Davison Jon M, Landau Michael S, Luketich James D, McGrath Kevin M, Foxwell Tyler J, Landsittel Douglas P, Gibson Michael K, Nason Katie S
Department of Pathology, University of Pittsburgh School of Medicine, Pittsburgh, Pennsylvania.
Department of Pathology, University of Pittsburgh School of Medicine, Pittsburgh, Pennsylvania.

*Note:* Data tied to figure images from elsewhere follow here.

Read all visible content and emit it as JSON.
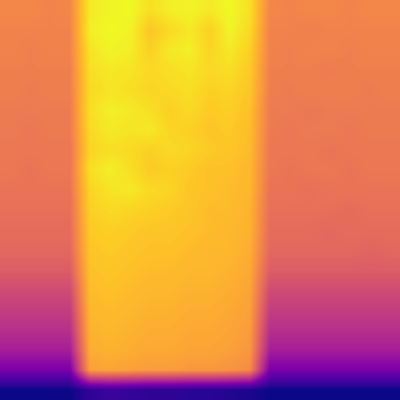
{
  "chart_data": {
    "type": "heatmap",
    "color": "plasma",
    "tick_labels": false,
    "cells": [
      [
        0.74,
        0.74,
        0.73,
        0.74,
        0.95,
        0.97,
        0.98,
        0.93,
        0.96,
        0.97,
        0.95,
        0.98,
        0.93,
        0.74,
        0.73,
        0.74,
        0.74,
        0.73,
        0.74,
        0.74
      ],
      [
        0.73,
        0.73,
        0.73,
        0.73,
        0.96,
        0.98,
        0.97,
        0.88,
        0.92,
        0.95,
        0.9,
        0.97,
        0.92,
        0.73,
        0.73,
        0.72,
        0.73,
        0.73,
        0.73,
        0.73
      ],
      [
        0.73,
        0.72,
        0.73,
        0.73,
        0.94,
        0.97,
        0.96,
        0.9,
        0.95,
        0.96,
        0.91,
        0.95,
        0.9,
        0.73,
        0.72,
        0.73,
        0.73,
        0.72,
        0.73,
        0.73
      ],
      [
        0.72,
        0.72,
        0.72,
        0.72,
        0.93,
        0.95,
        0.94,
        0.92,
        0.93,
        0.94,
        0.92,
        0.93,
        0.89,
        0.72,
        0.72,
        0.72,
        0.71,
        0.72,
        0.72,
        0.72
      ],
      [
        0.72,
        0.71,
        0.72,
        0.72,
        0.92,
        0.94,
        0.93,
        0.91,
        0.92,
        0.93,
        0.9,
        0.91,
        0.88,
        0.72,
        0.71,
        0.72,
        0.72,
        0.72,
        0.71,
        0.72
      ],
      [
        0.71,
        0.71,
        0.71,
        0.71,
        0.93,
        0.96,
        0.95,
        0.93,
        0.9,
        0.92,
        0.89,
        0.9,
        0.87,
        0.71,
        0.71,
        0.7,
        0.71,
        0.71,
        0.71,
        0.71
      ],
      [
        0.71,
        0.7,
        0.71,
        0.71,
        0.92,
        0.95,
        0.94,
        0.95,
        0.91,
        0.9,
        0.88,
        0.89,
        0.86,
        0.71,
        0.7,
        0.71,
        0.71,
        0.7,
        0.71,
        0.71
      ],
      [
        0.7,
        0.7,
        0.7,
        0.7,
        0.91,
        0.93,
        0.92,
        0.9,
        0.92,
        0.91,
        0.89,
        0.88,
        0.86,
        0.7,
        0.7,
        0.7,
        0.69,
        0.7,
        0.7,
        0.7
      ],
      [
        0.7,
        0.69,
        0.7,
        0.7,
        0.93,
        0.96,
        0.93,
        0.89,
        0.9,
        0.89,
        0.87,
        0.87,
        0.85,
        0.7,
        0.69,
        0.7,
        0.7,
        0.69,
        0.7,
        0.7
      ],
      [
        0.69,
        0.69,
        0.69,
        0.69,
        0.91,
        0.94,
        0.95,
        0.92,
        0.91,
        0.88,
        0.87,
        0.86,
        0.85,
        0.69,
        0.69,
        0.68,
        0.69,
        0.69,
        0.69,
        0.69
      ],
      [
        0.68,
        0.68,
        0.68,
        0.68,
        0.9,
        0.92,
        0.91,
        0.9,
        0.89,
        0.88,
        0.86,
        0.86,
        0.84,
        0.68,
        0.68,
        0.68,
        0.68,
        0.67,
        0.68,
        0.68
      ],
      [
        0.67,
        0.67,
        0.67,
        0.67,
        0.89,
        0.9,
        0.89,
        0.88,
        0.88,
        0.87,
        0.86,
        0.85,
        0.84,
        0.67,
        0.67,
        0.67,
        0.66,
        0.67,
        0.67,
        0.67
      ],
      [
        0.66,
        0.66,
        0.66,
        0.66,
        0.88,
        0.89,
        0.88,
        0.87,
        0.87,
        0.86,
        0.85,
        0.85,
        0.83,
        0.66,
        0.66,
        0.66,
        0.66,
        0.66,
        0.65,
        0.66
      ],
      [
        0.63,
        0.63,
        0.63,
        0.63,
        0.87,
        0.88,
        0.87,
        0.86,
        0.86,
        0.85,
        0.85,
        0.84,
        0.82,
        0.63,
        0.63,
        0.63,
        0.63,
        0.63,
        0.63,
        0.63
      ],
      [
        0.58,
        0.58,
        0.58,
        0.58,
        0.86,
        0.87,
        0.86,
        0.85,
        0.85,
        0.84,
        0.84,
        0.83,
        0.81,
        0.58,
        0.58,
        0.58,
        0.58,
        0.58,
        0.58,
        0.58
      ],
      [
        0.54,
        0.54,
        0.54,
        0.54,
        0.85,
        0.86,
        0.85,
        0.84,
        0.84,
        0.83,
        0.83,
        0.82,
        0.8,
        0.54,
        0.54,
        0.54,
        0.54,
        0.54,
        0.54,
        0.54
      ],
      [
        0.5,
        0.5,
        0.5,
        0.5,
        0.84,
        0.85,
        0.84,
        0.83,
        0.83,
        0.82,
        0.82,
        0.81,
        0.79,
        0.5,
        0.5,
        0.5,
        0.5,
        0.5,
        0.5,
        0.5
      ],
      [
        0.45,
        0.45,
        0.45,
        0.45,
        0.83,
        0.84,
        0.83,
        0.82,
        0.82,
        0.81,
        0.81,
        0.8,
        0.78,
        0.45,
        0.45,
        0.45,
        0.45,
        0.45,
        0.45,
        0.45
      ],
      [
        0.35,
        0.35,
        0.35,
        0.35,
        0.8,
        0.81,
        0.8,
        0.79,
        0.79,
        0.78,
        0.78,
        0.77,
        0.75,
        0.35,
        0.35,
        0.35,
        0.35,
        0.35,
        0.35,
        0.35
      ],
      [
        0.15,
        0.15,
        0.15,
        0.15,
        0.2,
        0.22,
        0.21,
        0.2,
        0.2,
        0.19,
        0.19,
        0.18,
        0.17,
        0.15,
        0.15,
        0.15,
        0.15,
        0.15,
        0.15,
        0.15
      ]
    ]
  }
}
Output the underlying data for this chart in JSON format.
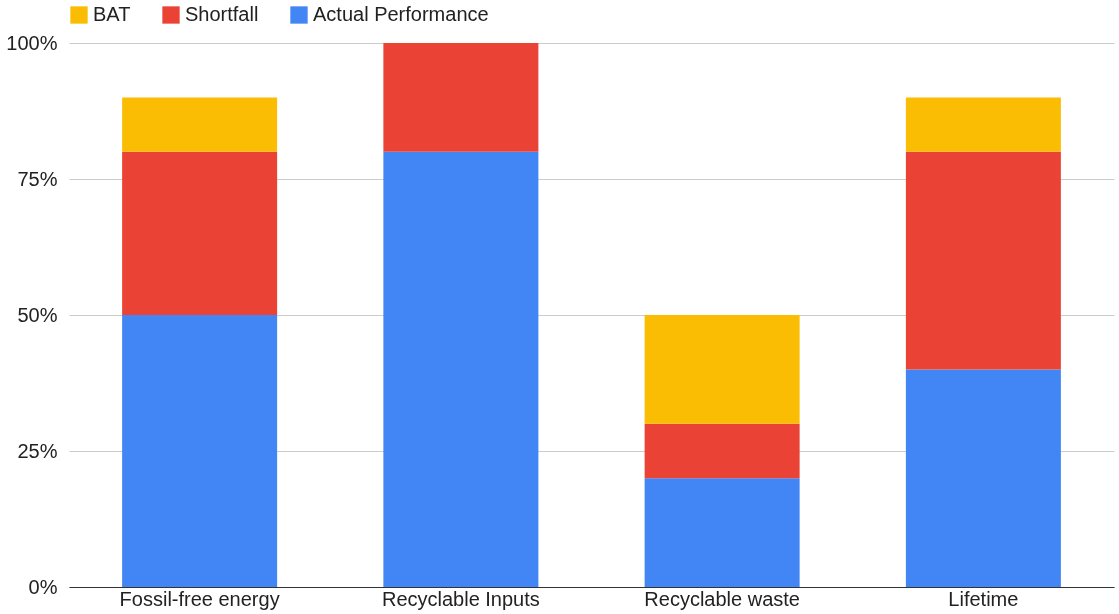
{
  "chart_data": {
    "type": "bar",
    "stacked": true,
    "categories": [
      "Fossil-free energy",
      "Recyclable Inputs",
      "Recyclable waste",
      "Lifetime"
    ],
    "series": [
      {
        "name": "Actual Performance",
        "color": "#4285f4",
        "values": [
          50,
          80,
          20,
          40
        ]
      },
      {
        "name": "Shortfall",
        "color": "#ea4335",
        "values": [
          30,
          20,
          10,
          40
        ]
      },
      {
        "name": "BAT",
        "color": "#fbbc04",
        "values": [
          10,
          null,
          20,
          10
        ]
      }
    ],
    "ylim": [
      0,
      100
    ],
    "yticks": [
      {
        "value": 0,
        "label": "0%"
      },
      {
        "value": 25,
        "label": "25%"
      },
      {
        "value": 50,
        "label": "50%"
      },
      {
        "value": 75,
        "label": "75%"
      },
      {
        "value": 100,
        "label": "100%"
      }
    ],
    "grid": "y",
    "legend": "top"
  }
}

Clin Gastroenterol Hepatol. 2016 Mar;14(3):369-377.e3. doi: 10.1016/j.cgh.2015.10.020. Epub 2015 Oct 26.
BACKGROUND & AIMS: It is important to identify superficial (T1) gastroesophageal adenocarcinomas (EAC) that are most or least likely to metastasize to lymph nodes, to select appropriate therapy. We aimed to develop a risk stratification model for metastasis of superficial EAC to lymph nodes using pathologic features of the primary tumor.
We collected pathology data from 210 patients with T1 EAC who underwent esophagectomy from 1996 through 2012 on factors associated with metastasis to lymph nodes (tumor size, grade, angiolymphatic invasion, and submucosal invasion). Using these variables, we developed a multivariable logistic model to generate 4 categories for estimated risk of metastasis (<5% risk, 5%-10% risk, 15%-20% risk, or >20% risk). The model was validated in a separate cohort of 39 patients who underwent endoscopic resection of superficial EAC and subsequent esophagectomy, with node stage analysis.
We developed a model based on 4 pathologic factors that determined risk of metastasis to range from 2.9% to 60% for patients in the first cohort. In the endoscopic resection validation cohort, higher risk scores were associated with increased detection of lymph node metastases at esophagectomy (P = .021). Among patients in the first cohort who did not have lymph node metastases detected before surgery (cN0), those with high risk scores (>20% risk) had 11-fold greater odds for having lymph node metastases at esophagectomy compared with patients with low risk scores (95% confidence interval, 2.3-52 fold). Increasing risk scores were associated with reduced patient survival time (P < .001) and shorter time to tumor recurrence (P < .001). Patients without lymph node metastases (pT1N0) but high risk scores had reduced times of survival (P < .001) and time to tumor recurrence (P = .001) after esophagectomy than patients with pT1N0 tumors and lower risk scores.
Pathologic features of primary superficial EACs can be used, along with the conventional node staging system, to identify patients at low risk for metastasis, who can undergo endoscopic resection, or at high risk, who may benefit from induction or adjuvant therapy.
鉴别最有可能或最不可能发生淋巴结转移的浅表性(T1期)食管腺癌(EAC)对于选择合适的治疗方法至关重要。我们旨在利用原发性肿瘤的病理特征,开发一种用于浅表性EAC淋巴结转移的风险分层模型。
我们收集了1996年至2012年期间接受食管切除术的210例T1期EAC患者的病理数据,这些数据涉及与淋巴结转移相关的因素(肿瘤大小、分级、血管淋巴管浸润和黏膜下浸润)。利用这些变量,我们建立了一个多变量逻辑模型,以生成4个估计转移风险类别(风险<5%、5%-10%、15%-20%或>20%)。该模型在另一组39例接受浅表性EAC内镜切除及随后食管切除术并进行淋巴结分期分析的患者中得到验证。
我们基于4个病理因素建立了一个模型,该模型确定第一组患者的转移风险范围为2.9%至60%。在内镜切除验证队列中,较高的风险评分与食管切除术中淋巴结转移检出率增加相关(P = 0.021)。在第一组术前未检测到淋巴结转移(cN0)的患者中,高风险评分(>20%风险)的患者与低风险评分患者相比,食管切除术中发生淋巴结转移的几率高11倍(95%置信区间,2.3 - 52倍)。风险评分增加与患者生存时间缩短(P < 0.001)和肿瘤复发时间缩短(P < 0.001)相关。与pT1N0肿瘤且风险评分较低的患者相比,无淋巴结转移(pT1N0)但风险评分高的患者食管切除术后的生存时间(P < 0.001)和肿瘤复发时间(P = 0.001)缩短。
原发性浅表性EAC的病理特征可与传统的淋巴结分期系统一起用于识别转移风险低的患者(可接受内镜切除)或转移风险高的患者(可能从诱导或辅助治疗中获益)。